I guess or the case of v2 it creates an Function1 object that refers to the Function1 object.. like a proxy?
Ok.. My question is: what is advantage and disadvantages of 1th and 2nd approach?
And of it is defined by def, is it still Function Literal?
First of all, neither of your examples are actually function literals—you're creating a Function instance in the plain old sugar-free way, and in fact you could use this approach (new Function { ... }) to create an instance of scala.Function from Java code.
The following are both function literals, and are exactly equivalent to your definitions:
val v2 = (a: Int) => a + 1
def f2 = (a: Int) => a + 1
The only real difference here is that the val will create a single instance once and for all, no matter how many times you use v2 (and even if you never use it), while the def will create a new instance every time (or not at all, if you never use it). So you'll generally want to go with a val.

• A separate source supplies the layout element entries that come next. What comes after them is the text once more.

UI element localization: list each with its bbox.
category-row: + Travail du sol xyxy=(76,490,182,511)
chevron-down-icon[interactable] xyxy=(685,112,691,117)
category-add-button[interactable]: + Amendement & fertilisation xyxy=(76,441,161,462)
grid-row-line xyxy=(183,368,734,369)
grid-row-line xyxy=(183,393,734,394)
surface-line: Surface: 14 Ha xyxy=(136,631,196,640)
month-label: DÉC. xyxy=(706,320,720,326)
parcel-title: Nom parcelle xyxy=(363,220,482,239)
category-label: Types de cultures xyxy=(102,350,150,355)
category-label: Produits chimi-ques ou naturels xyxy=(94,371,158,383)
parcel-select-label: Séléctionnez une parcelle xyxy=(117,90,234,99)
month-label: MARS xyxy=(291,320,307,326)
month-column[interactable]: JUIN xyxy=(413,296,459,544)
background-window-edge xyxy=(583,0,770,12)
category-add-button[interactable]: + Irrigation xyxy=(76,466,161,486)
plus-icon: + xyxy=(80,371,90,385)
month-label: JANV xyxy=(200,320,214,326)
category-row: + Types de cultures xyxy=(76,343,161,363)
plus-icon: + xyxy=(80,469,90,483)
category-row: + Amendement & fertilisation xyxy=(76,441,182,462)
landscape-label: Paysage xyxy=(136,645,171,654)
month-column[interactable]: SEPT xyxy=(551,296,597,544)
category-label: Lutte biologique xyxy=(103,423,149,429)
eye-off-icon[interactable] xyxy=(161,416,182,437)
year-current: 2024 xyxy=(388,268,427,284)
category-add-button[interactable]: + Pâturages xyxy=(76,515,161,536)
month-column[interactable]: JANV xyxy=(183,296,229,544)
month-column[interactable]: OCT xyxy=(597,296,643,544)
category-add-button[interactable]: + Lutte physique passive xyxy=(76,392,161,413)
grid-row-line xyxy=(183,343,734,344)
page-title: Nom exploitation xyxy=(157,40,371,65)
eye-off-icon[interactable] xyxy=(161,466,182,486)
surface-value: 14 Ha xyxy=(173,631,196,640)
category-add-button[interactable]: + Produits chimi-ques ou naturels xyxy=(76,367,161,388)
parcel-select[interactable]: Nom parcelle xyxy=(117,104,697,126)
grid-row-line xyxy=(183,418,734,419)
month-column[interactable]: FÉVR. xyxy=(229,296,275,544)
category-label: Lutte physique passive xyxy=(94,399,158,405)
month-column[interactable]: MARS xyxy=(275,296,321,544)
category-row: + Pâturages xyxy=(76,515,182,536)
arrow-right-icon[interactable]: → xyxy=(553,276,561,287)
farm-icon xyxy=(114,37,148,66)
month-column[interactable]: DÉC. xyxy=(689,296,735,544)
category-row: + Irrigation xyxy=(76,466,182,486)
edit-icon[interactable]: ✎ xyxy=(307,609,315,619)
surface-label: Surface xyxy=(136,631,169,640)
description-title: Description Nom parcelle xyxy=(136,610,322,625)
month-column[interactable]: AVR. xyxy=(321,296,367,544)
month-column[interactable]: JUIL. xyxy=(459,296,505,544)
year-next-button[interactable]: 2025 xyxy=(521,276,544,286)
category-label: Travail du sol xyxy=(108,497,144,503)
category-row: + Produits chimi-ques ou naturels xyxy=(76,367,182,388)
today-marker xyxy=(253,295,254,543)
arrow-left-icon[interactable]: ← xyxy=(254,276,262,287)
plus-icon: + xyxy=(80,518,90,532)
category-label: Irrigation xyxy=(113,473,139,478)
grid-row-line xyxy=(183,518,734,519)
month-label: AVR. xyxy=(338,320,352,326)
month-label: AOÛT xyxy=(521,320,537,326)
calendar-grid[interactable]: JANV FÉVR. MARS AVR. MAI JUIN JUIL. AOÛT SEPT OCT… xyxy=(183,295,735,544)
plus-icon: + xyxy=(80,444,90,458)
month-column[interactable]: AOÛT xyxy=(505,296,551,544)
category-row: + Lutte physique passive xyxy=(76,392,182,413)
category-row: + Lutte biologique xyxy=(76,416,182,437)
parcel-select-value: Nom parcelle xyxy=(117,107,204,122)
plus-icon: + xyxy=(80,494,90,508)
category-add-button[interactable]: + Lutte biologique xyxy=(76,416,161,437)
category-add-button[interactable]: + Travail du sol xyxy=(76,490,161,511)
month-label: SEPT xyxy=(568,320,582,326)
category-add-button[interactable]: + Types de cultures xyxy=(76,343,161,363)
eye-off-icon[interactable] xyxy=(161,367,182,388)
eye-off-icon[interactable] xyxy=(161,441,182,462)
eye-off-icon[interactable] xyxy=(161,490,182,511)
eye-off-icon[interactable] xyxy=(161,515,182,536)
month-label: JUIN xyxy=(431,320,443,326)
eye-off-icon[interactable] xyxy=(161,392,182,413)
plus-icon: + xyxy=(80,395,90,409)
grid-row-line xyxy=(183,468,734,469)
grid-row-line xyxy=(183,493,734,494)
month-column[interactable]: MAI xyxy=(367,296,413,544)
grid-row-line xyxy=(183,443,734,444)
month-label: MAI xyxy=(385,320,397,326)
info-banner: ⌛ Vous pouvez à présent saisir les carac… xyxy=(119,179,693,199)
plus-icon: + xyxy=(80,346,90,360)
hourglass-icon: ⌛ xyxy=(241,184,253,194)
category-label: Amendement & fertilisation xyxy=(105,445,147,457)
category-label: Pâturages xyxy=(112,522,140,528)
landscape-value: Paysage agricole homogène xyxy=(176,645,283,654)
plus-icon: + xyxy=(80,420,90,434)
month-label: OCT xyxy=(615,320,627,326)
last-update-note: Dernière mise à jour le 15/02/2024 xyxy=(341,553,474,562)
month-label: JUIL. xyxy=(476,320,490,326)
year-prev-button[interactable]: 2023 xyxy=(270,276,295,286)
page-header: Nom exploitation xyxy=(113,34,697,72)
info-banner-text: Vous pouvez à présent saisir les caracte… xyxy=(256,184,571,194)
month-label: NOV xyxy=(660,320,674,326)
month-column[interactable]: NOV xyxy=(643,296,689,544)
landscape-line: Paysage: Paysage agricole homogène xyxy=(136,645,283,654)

There are cases, however, where you need to use def. Consider the following:
def myIdentity[A] = (a: A) => a
There's no way we could write this as a val, since Scala doesn't have polymorphic functions in this sense (for any instance of Function[A, B], A and B have to be concrete types). But we can define a polymorphic method that returns a function, and when we write e.g. myIndentity(1), the A will be inferred to be Int, and we'll create (and apply) a Function[Int, Int] exactly as you'd expect.